MIKE THE MOOG wasn’t always Mike the Moog. He started life as a keyboard player, back when a ‘keyboard-player’ was an actual thing, and enjoyed some modest notoriety as a collaborater with the Aussie late-70’s and early-80’s outfits Flowers and later Icehouse. Following that, is a somewhat uneventful flatline, at least by outward appearances, until the siren call of late-80’s house music and the possibilities opened up by the Atari computer and the first MIDI workstations. But the pivotal moment in this story was his curious crossing with the maverick crew from Clan Analogue in 1992, an out-of-the-blue occurrence that remains inexplicable to this day. How did Mike find out about, and ultimately make his way to, the second ever meeting of Clan Analogue, in Glebe? Or Randwick. Or in a house somewhere.

Nobody actually knows. And neither does he, which lends the episode a kind of trans-dimensional quality that underwrites the close bond which grew between himself and the founding membership of the Clan. If something like that can just ..happen, then it must mean something. Right? At the time, Mike was simply surprised to discover that everyone around him had suddenly grown younger, by about 15 years. Normally this would be inauspicious. But somehow, having a history, while genuinely embracing the ouvre of a next generation, not to mention owning one of the oldest synths ever produced – the Minimoog ‘D’ – and a classic legacy drum machine – the Roland TR-909 – worked in its favour, and for Mike, was a turning point: an opportunity, for reinvention. And so we arrive at the present, or at least to the present as it was 25 years ago. The reinvention as Mike the Moog was steadily manifested in the assembly of a live rig: the 909 was synched to the Minimoog and programmed with bass riffs, and once the drums were kicked in, it was all about messing with the synth controls to generate organics, and the FX delays and overdrives for the head trip. It was spontaneous, out of its depth, and sometimes maybe a little half-assed, who knows. But it’s certainly the real-est thing he’s ever done, and he owes it to the people who were there and who got it, even if he was sometimes not sure himself. Anyway, it never mattered what he thought he was trying to do; it worked best when the music just did what it wanted to. He managed to carved out a niche in the ‘middle rooms’ of a nearly decade-long series of intermittent all-nighters – ’94 to ’04 – from the abandoned warehouses of Alexandria to the farther reaches of the Byron hinterlands. And beyond.

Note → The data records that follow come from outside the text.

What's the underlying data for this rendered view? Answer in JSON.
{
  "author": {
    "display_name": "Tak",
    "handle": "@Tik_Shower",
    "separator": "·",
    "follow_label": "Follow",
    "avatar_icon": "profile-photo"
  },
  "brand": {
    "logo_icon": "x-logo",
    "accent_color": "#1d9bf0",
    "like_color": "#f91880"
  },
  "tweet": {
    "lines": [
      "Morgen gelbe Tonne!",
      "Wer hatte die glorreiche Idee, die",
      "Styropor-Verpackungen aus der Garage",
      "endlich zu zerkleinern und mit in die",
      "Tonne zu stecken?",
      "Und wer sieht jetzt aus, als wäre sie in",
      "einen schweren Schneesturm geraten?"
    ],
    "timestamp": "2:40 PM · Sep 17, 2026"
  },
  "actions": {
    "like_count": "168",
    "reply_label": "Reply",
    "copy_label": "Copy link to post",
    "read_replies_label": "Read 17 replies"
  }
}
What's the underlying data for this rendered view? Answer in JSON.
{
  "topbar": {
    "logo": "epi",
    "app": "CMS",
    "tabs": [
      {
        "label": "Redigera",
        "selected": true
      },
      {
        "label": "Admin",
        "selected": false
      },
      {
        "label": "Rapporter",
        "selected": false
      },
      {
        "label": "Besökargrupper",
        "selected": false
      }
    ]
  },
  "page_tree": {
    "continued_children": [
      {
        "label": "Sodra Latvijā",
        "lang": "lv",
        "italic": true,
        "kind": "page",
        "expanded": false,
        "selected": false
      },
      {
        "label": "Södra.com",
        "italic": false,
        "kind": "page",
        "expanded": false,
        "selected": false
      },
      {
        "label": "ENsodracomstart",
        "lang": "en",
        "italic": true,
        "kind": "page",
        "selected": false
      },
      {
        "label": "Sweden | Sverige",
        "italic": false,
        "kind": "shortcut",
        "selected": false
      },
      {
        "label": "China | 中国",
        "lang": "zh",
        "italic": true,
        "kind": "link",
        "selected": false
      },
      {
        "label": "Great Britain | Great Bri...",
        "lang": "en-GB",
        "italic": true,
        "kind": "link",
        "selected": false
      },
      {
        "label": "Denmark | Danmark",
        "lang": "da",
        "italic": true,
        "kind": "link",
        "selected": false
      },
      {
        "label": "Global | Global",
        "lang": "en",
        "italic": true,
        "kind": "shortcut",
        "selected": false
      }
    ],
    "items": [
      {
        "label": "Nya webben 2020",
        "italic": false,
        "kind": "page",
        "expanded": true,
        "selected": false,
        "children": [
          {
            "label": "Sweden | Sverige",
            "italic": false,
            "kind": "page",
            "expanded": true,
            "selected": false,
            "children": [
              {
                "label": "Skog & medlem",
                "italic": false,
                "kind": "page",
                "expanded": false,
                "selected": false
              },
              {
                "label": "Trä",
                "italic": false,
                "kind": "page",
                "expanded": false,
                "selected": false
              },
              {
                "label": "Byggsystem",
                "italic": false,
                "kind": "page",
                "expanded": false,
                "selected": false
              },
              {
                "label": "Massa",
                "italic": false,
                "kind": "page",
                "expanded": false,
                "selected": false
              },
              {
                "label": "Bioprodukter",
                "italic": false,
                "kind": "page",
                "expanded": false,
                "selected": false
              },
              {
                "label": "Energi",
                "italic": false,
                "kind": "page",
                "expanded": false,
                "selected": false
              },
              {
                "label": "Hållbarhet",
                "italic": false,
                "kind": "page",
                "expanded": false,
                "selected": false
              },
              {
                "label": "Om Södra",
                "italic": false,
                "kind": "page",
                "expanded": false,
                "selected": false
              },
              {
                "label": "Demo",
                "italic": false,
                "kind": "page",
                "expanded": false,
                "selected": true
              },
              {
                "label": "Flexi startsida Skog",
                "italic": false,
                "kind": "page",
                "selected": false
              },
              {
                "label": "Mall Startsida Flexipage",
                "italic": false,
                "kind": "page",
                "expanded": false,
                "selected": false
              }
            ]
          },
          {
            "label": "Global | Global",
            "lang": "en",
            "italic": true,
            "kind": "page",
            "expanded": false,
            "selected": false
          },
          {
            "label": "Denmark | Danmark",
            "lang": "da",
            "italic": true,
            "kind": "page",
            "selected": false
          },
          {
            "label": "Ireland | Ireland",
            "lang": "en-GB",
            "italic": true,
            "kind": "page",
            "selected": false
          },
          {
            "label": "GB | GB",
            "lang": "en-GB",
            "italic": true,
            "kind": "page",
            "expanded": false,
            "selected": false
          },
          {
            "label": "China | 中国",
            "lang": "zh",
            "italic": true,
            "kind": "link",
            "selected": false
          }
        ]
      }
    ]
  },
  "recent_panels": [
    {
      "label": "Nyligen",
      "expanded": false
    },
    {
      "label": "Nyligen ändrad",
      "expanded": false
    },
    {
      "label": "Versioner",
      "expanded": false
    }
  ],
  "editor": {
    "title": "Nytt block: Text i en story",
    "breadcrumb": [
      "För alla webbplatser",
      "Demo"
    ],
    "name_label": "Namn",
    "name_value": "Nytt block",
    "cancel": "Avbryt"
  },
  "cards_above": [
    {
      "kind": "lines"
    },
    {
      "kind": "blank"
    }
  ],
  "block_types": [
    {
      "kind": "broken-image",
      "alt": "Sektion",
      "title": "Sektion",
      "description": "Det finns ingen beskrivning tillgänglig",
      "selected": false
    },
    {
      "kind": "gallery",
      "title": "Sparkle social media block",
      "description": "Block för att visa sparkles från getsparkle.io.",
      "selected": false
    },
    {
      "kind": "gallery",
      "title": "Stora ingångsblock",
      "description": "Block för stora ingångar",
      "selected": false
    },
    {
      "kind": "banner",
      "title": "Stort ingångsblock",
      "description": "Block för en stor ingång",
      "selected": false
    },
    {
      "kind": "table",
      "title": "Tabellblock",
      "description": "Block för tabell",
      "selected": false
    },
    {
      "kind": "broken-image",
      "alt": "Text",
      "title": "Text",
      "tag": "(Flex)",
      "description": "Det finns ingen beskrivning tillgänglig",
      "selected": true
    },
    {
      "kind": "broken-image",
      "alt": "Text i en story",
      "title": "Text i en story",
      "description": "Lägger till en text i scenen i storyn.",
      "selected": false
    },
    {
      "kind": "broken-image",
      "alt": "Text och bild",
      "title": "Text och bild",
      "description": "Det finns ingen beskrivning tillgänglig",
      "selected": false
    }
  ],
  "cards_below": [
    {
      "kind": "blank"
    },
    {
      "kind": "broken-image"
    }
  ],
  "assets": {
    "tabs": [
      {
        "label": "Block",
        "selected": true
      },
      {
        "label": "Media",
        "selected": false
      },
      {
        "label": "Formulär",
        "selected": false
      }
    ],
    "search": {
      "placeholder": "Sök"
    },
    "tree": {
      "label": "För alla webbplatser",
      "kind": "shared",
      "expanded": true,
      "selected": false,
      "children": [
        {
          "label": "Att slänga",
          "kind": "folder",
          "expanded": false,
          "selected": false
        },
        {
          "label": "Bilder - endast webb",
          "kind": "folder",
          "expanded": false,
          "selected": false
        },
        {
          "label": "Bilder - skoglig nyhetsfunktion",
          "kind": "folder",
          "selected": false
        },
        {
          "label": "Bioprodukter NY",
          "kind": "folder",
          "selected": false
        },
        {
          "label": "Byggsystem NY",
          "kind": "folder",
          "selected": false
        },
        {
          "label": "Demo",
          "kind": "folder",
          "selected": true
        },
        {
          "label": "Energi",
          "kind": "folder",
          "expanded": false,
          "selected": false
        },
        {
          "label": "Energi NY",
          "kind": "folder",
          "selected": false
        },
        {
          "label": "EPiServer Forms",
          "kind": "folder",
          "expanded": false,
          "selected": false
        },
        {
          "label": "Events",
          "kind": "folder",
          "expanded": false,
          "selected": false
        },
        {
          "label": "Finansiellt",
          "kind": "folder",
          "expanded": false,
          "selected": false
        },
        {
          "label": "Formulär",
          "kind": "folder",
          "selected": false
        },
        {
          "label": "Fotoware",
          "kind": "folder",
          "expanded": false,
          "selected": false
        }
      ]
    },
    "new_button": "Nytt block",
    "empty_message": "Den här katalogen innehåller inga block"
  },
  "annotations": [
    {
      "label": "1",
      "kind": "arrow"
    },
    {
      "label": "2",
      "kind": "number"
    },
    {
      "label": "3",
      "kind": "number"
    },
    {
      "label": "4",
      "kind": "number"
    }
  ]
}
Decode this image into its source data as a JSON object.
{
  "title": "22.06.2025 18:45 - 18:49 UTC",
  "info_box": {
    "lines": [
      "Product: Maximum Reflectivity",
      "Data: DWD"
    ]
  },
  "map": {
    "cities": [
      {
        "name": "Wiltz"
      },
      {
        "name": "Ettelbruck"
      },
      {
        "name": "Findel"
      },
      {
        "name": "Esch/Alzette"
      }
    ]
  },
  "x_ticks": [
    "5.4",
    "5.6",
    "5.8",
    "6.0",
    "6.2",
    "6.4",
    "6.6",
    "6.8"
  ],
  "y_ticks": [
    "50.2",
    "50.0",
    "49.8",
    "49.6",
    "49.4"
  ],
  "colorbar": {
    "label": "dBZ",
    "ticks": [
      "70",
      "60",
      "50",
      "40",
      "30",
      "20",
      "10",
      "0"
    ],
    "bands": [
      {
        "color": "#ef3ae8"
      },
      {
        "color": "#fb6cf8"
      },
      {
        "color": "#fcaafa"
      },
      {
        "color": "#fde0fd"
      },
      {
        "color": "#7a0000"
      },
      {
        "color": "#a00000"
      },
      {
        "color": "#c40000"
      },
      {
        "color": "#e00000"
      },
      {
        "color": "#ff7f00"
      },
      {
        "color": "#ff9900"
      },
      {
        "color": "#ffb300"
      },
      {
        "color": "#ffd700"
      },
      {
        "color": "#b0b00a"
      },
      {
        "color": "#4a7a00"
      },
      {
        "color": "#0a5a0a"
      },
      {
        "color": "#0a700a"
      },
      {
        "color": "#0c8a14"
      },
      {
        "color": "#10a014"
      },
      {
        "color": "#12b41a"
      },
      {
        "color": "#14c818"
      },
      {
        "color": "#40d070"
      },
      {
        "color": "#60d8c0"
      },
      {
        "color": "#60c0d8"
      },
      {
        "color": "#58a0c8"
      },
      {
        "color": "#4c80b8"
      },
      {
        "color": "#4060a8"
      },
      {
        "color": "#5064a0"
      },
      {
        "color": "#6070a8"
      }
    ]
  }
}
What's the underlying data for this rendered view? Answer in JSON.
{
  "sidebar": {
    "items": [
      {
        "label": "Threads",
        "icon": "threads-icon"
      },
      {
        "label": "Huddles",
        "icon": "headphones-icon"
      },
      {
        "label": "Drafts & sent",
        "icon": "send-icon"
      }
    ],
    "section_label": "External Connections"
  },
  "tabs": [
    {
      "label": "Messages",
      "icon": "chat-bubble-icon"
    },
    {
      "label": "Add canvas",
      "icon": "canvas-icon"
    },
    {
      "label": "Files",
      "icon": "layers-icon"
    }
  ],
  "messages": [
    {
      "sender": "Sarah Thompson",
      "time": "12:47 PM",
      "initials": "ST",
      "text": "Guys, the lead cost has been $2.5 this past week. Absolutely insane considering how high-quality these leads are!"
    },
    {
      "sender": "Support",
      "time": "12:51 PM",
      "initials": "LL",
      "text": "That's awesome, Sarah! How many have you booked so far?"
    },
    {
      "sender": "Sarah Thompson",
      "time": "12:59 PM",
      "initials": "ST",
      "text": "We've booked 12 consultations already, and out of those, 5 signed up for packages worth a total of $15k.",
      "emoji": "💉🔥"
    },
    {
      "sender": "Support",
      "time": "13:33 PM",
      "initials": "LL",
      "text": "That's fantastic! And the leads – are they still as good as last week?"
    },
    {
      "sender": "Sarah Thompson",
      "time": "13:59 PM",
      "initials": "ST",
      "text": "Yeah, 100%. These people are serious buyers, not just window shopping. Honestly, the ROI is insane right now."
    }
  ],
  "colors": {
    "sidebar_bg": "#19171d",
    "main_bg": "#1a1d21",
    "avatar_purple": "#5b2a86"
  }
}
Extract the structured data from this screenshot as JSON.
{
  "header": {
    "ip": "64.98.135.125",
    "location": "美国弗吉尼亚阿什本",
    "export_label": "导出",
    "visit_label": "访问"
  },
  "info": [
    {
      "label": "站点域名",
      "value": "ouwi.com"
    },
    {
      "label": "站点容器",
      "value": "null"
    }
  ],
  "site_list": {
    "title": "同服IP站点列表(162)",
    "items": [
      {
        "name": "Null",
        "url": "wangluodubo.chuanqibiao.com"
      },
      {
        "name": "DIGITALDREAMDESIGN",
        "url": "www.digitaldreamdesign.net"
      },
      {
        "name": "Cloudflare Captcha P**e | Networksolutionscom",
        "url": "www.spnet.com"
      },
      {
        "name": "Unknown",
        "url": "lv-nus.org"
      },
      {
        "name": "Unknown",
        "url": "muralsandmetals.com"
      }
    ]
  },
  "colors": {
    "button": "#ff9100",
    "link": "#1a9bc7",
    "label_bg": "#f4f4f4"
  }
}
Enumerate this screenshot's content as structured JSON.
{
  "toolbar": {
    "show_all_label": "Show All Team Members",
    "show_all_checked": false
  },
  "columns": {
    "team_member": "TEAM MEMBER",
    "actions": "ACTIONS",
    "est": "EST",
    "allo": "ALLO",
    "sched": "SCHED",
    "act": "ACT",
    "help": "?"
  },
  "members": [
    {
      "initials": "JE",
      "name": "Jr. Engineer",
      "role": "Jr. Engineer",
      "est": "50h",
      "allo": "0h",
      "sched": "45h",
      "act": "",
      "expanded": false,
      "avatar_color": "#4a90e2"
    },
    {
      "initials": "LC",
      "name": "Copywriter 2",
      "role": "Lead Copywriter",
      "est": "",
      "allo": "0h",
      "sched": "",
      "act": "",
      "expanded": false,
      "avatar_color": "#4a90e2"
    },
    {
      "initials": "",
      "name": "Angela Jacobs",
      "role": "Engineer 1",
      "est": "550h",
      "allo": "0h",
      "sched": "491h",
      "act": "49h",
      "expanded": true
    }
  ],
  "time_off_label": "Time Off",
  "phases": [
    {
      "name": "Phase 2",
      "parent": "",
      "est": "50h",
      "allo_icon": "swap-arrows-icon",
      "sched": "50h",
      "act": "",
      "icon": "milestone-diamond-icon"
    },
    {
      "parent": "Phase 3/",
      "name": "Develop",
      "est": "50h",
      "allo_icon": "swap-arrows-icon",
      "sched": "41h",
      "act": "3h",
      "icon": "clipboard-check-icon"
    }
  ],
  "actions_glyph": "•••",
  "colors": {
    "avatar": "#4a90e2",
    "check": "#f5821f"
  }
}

‘Middle Room: Someone, Someone Else, and .. Mike the Moog”. WTF is a Mike the Moog? The underground electronic scene had more than one face, and many of those events were hosted by other sisters. But it’s fair to say that as far as Mike the Moog is concerned, it all goes back to that one night in 1992, in Glebe. Randwick. Whatever. Nowadays, when asked what he was doing in the 90s, he answers, with some affection: “I was hanging out with a bunch of anarchist forest-pixie freaks at 2am in the morning playing spastic, ‘Mommy, It Go Boing Boing!’ electronica at clinical levels of wattage!!” And things were never the same again.